Key Clinical Issue
What are the comparative effectiveness, benefits, and adverse events associated with interventions for acute-pain management, as compared to usual care, in elderly patients with hip fractures from low-impact injury?
A note about this Clinician Guide
A systematic review of 83 clinical studies published from 1990 through 2010 was conducted by independent researchers, funded by AHRQ, to synthesize the evidence on what is known and not known on this clinical issue.
This topic was nominated through a public process. The research questions and the results of the report were subject to expert input, peer review, and public comment.
The results of this review are summarized here for use in your decisionmaking and in discussions with patients. The full report, with references for included and excluded studies, is available at www.effectivehealthcare.ahrq.gov/hippain.cfm.
Among elderly patients with hip fracture from low-impact injury, mortality rates in the first year after fracture are approximately 25 percent for women and 37 percent for men. Morbidity and poor functional recovery is substantial, with 25 percent of women and 50 percent of men unable to return home within 1 year.
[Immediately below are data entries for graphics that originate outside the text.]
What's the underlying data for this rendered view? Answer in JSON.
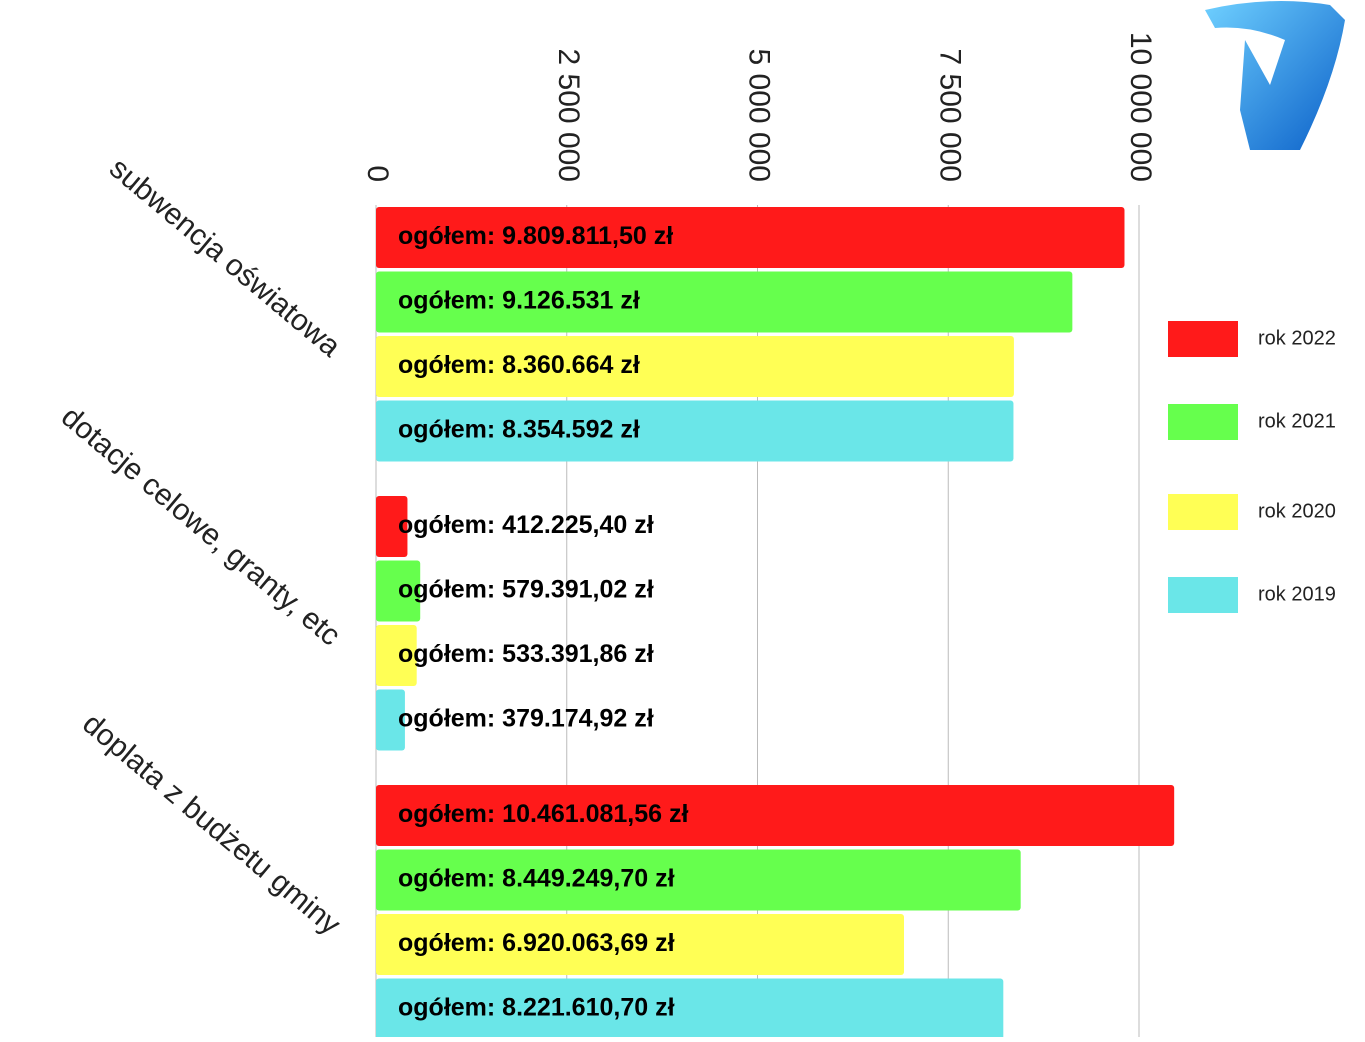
{
  "chart_data": {
    "type": "barh",
    "categories": [
      "subwencja oświatowa",
      "dotacje celowe, granty, etc",
      "doplata z budżetu gminy"
    ],
    "series": [
      {
        "name": "rok 2022",
        "color": "#ff1a1a",
        "values": [
          9809811.5,
          412225.4,
          10461081.56
        ],
        "value_labels": [
          "ogółem: 9.809.811,50 zł",
          "ogółem: 412.225,40 zł",
          "ogółem: 10.461.081,56 zł"
        ]
      },
      {
        "name": "rok 2021",
        "color": "#66ff4d",
        "values": [
          9126531,
          579391.02,
          8449249.7
        ],
        "value_labels": [
          "ogółem: 9.126.531 zł",
          "ogółem: 579.391,02 zł",
          "ogółem: 8.449.249,70 zł"
        ]
      },
      {
        "name": "rok 2020",
        "color": "#ffff55",
        "values": [
          8360664,
          533391.86,
          6920063.69
        ],
        "value_labels": [
          "ogółem: 8.360.664 zł",
          "ogółem: 533.391,86 zł",
          "ogółem: 6.920.063,69 zł"
        ]
      },
      {
        "name": "rok 2019",
        "color": "#6ae6e8",
        "values": [
          8354592,
          379174.92,
          8221610.7
        ],
        "value_labels": [
          "ogółem: 8.354.592 zł",
          "ogółem: 379.174,92 zł",
          "ogółem: 8.221.610,70 zł"
        ]
      }
    ],
    "xlim": [
      0,
      10000000
    ],
    "xticks": [
      0,
      {
        "value": 2500000,
        "label": "2 500 000"
      },
      {
        "value": 5000000,
        "label": "5 000 000"
      },
      {
        "value": 7500000,
        "label": "7 500 000"
      },
      {
        "value": 10000000,
        "label": "10 000 000"
      }
    ],
    "grid": true,
    "legend": "right"
  }
}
For patients with hip fractures, adequate pain management from the preoperative period through rehabilitation contributes to avoiding complications (e.g., mental status changes, cardiopulmonary consequences), restoring ambulation, and transitioning to less-intensive care settings. For example, treatment of moderate to severe pain may require opioids, which present complications that include habituation, alterations in mental status, nausea and vomiting, constipation, and respiratory depression. Individual variation in narcotic tolerance is a clinical issue. Alternative or adjunctive methods that are safe and effective in the older adult population are of interest.
Studies included in the systematic review evaluated pain management interventions during the pre-, intra-, or postoperative periods of treatment, within the initial 30-day period of care, and in conjunction with the use of standard systemic analgesia. Reviewed studies were limited to those of patients 50 years of age and older.
Overall, there is limited evidence about the comparative effectiveness, benefits, and adverse events of pain management interventions used for elderly patients with hip fracture. For systemic analgesics and several other modalities, studies are too limited to permit conclusions about optimal regimens. There is moderate strength of evidence that nerve blocks reduce pain and the incidence of delirium, and evidence of low strength indicates that preoperative traction does not improve relief from acute pain. For all modalities, the evidence is generally inadequate to estimate harms and the incidence of adverse events.
Clinical Bottom Line
Effectiveness of Pain Management Interventions
Systemic Analgesics and Multimodal Approaches:
Studies comparing specific regimens of systemic analgesics or comparing multimodal approaches with standard care were limited, and evidence is insufficient to permit conclusions.[evidence insufficient]
Spinal and Epidural Anesthesia:
The evidence is insufficient to understand the effectiveness, benefits, or adverse events from differing doses, modes of administration, and the addition of opioids to the anesthetic injection. [evidence insufficient]
Reduce the incidence of delirium (NNT = 9).* [evidence medium]
Do not affect mortality rates (pre- and postoperative use). [evidence low]
Does not reduce intensity of acute pain. [evidence low]
The current evidence indicates that these modalities show some promise for pain relief, but the data are too limited to draw conclusions about the benefits or harms. [evidence insufficient]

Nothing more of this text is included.